Critical moieties of aromatic amino acids for the interaction with organic anion transporter OAT1: Implications for reducing the renal background in tumor imaging

Abstract

The excellent tumor selectivity of amino acid-based imaging probes, [¹⁸F]FAMT (3-[¹⁸F]fluoro-a-methyl-l-tyrosine) and [¹²³I]IMT (3-[¹²³I]iodo-a-methyl-l-tyrosine), is supported by their selectivity for LAT1 (L-type amino acid transporter 1) which is specifically expressed in tumor cells. However, FAMT and IMT show a physiological background in kidney. Their renal accumulation is suppressed by probenecid, suggesting a contribution of organic anion transporter OAT1. To reveal the critical moieties responsible for the interaction with OAT1, we performed a structure-activity relationship analysis of aromatic amino acid derivatives in vitro.
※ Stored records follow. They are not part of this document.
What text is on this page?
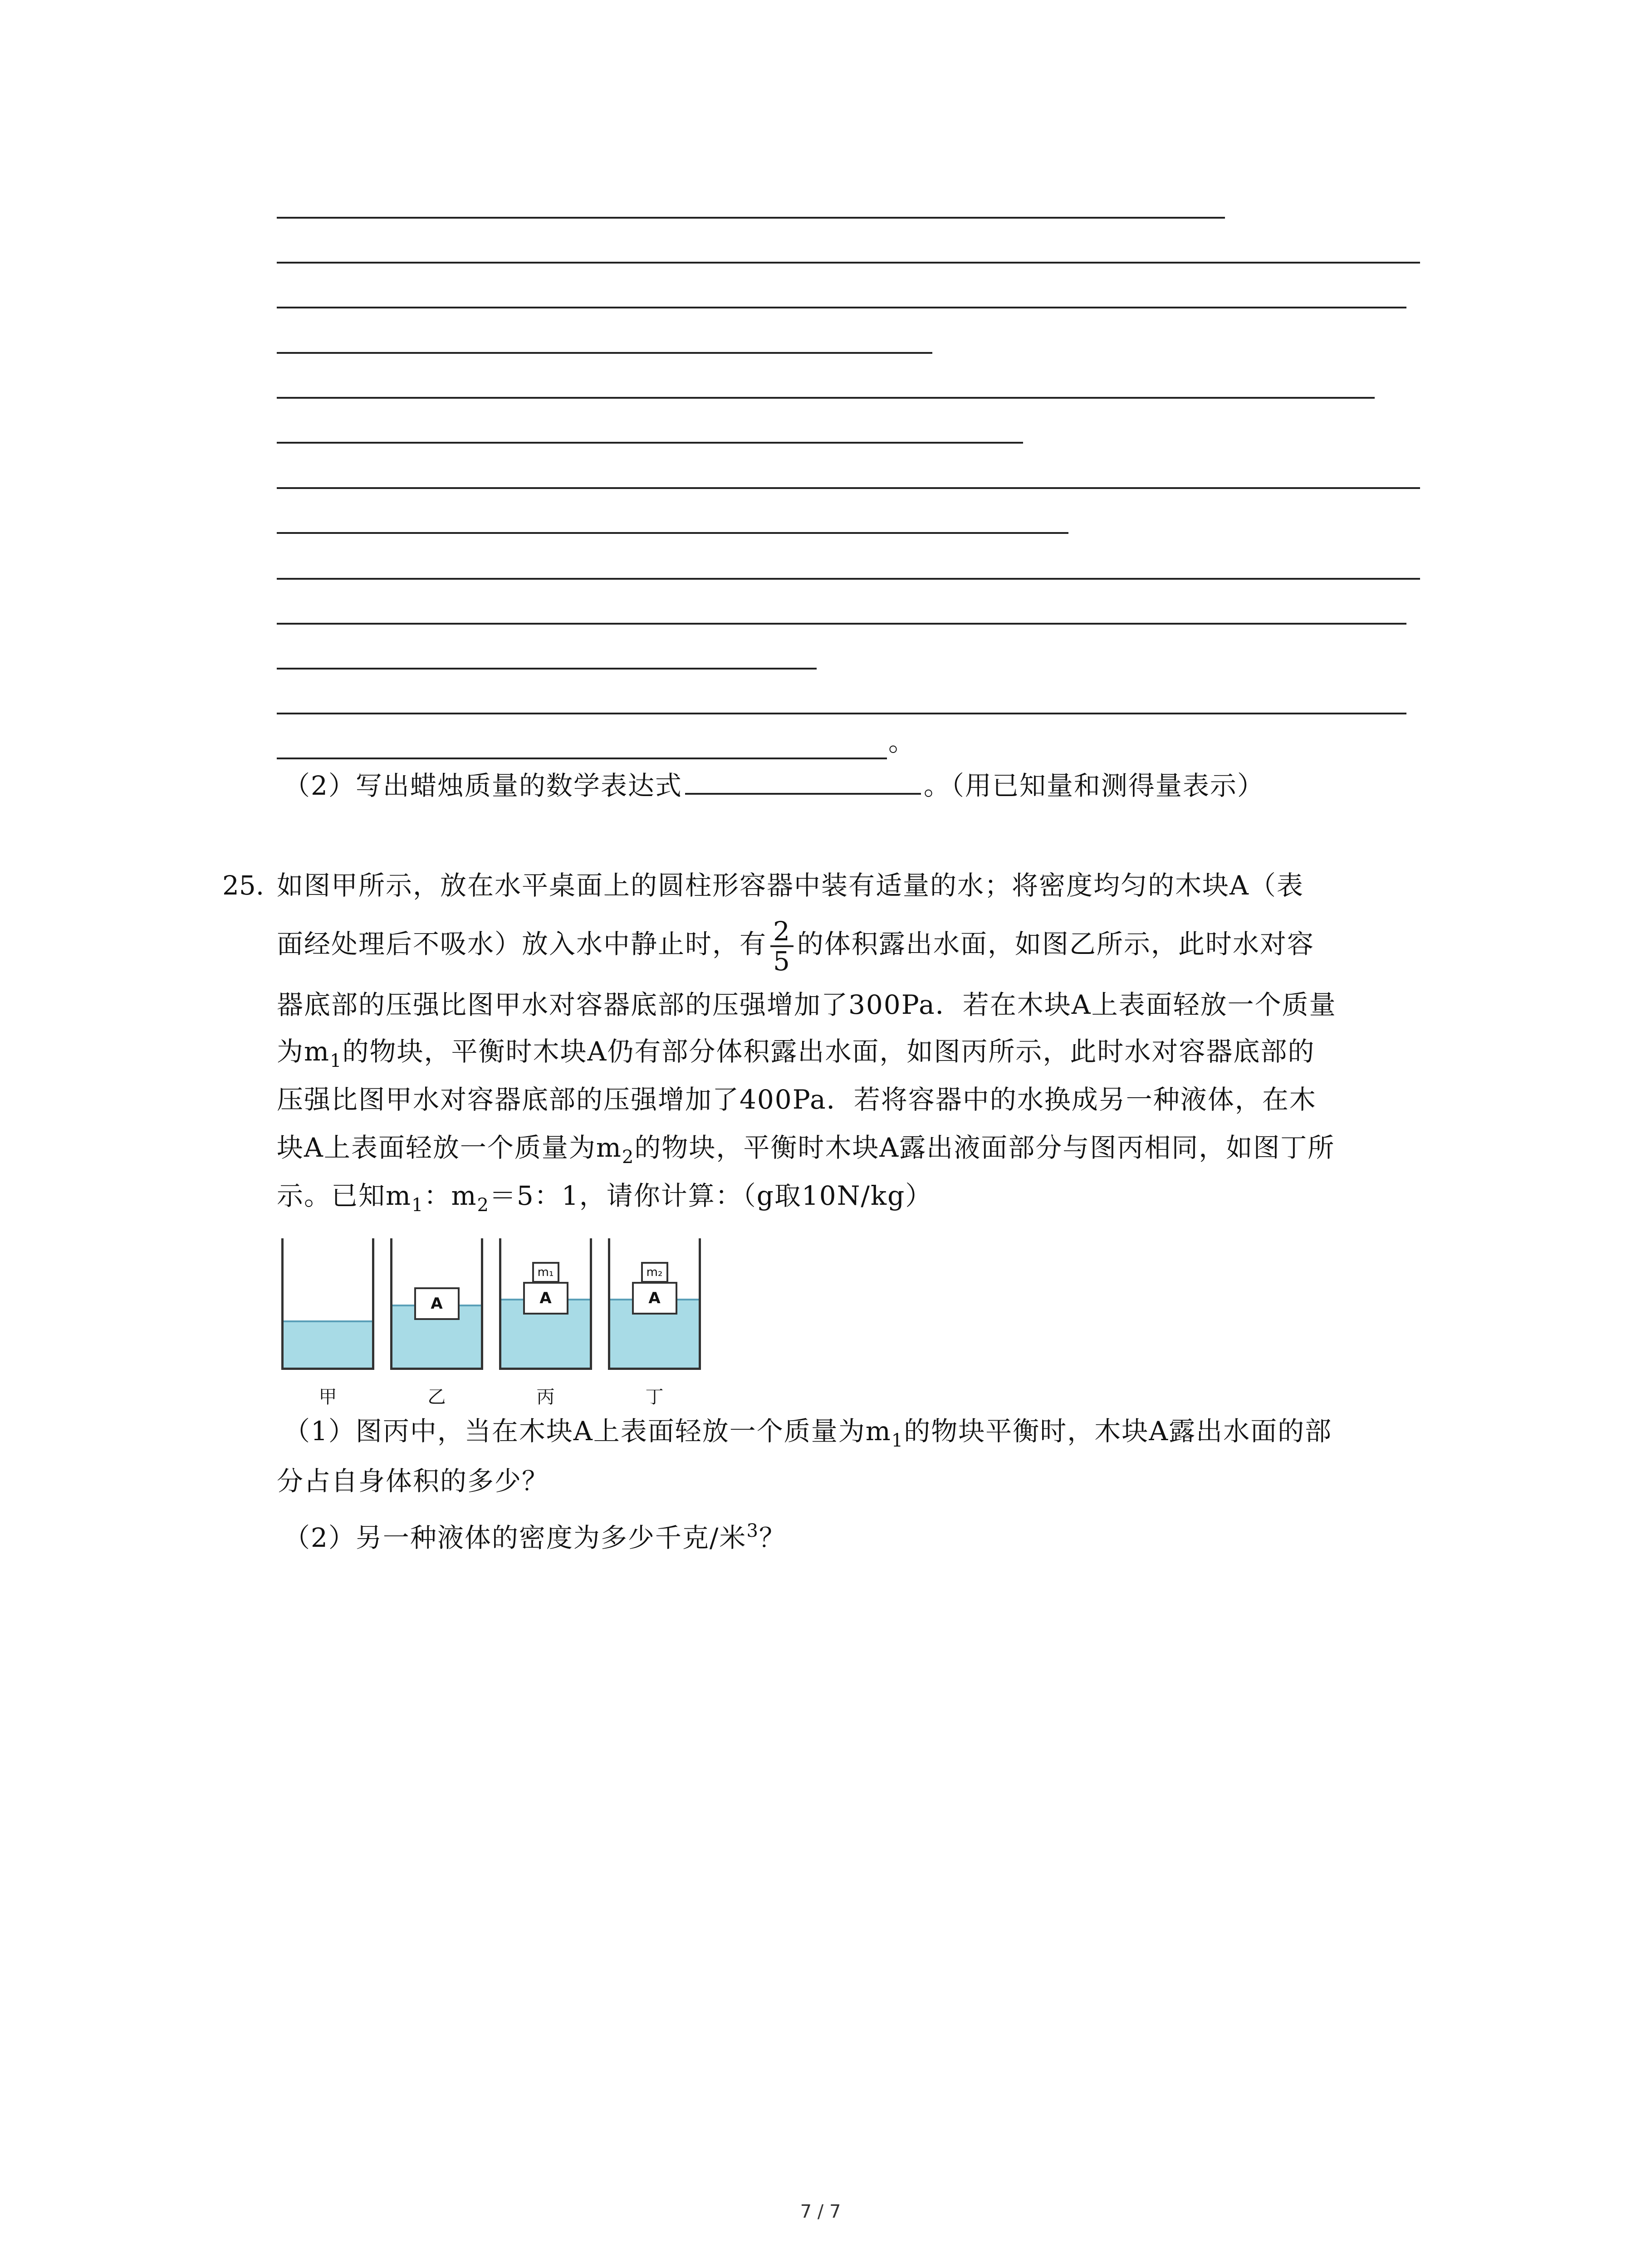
。
（2）写出蜡烛质量的数学表达式	。（用已知量和测得量表示）
25. 如图甲所示，放在水平桌面上的圆柱形容器中装有适量的水；将密度均匀的木块A（表
面经处理后不吸水）放入水中静止时，有 $\frac{2}{5}$ 的体积露出水面，如图乙所示，此时水对容
器底部的压强比图甲水对容器底部的压强增加了300Pa．若在木块A上表面轻放一个质量
为$m_1$的物块，平衡时木块A仍有部分体积露出水面，如图丙所示，此时水对容器底部的
压强比图甲水对容器底部的压强增加了400Pa．若将容器中的水换成另一种液体，在木
块A上表面轻放一个质量为$m_2$的物块，平衡时木块A露出液面部分与图丙相同，如图丁所
示。已知$m_1$：$m_2=5$：1，请你计算：（g取10N/kg）
A
m₁
A
m₂
A
甲	乙	丙	丁
（1）图丙中，当在木块A上表面轻放一个质量为$m_1$的物块平衡时，木块A露出水面的部
分占自身体积的多少？
（2）另一种液体的密度为多少千克/米$^3$？
7 / 7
We revealed that both halogen and hydroxyl groups on the benzene ring are critical for the interaction with OAT1. Their positions on the benzene ring also affected the interaction. In contrast, the a-methyl moiety, which is essential for the selectivity to LAT1, was dispensable for the interaction with OAT1. These results hold a significant implication for designing not only the tumor-specific imaging probes with less renal background, but also the therapeutic agents for targeted radionuclide therapy with less adverse renal damage.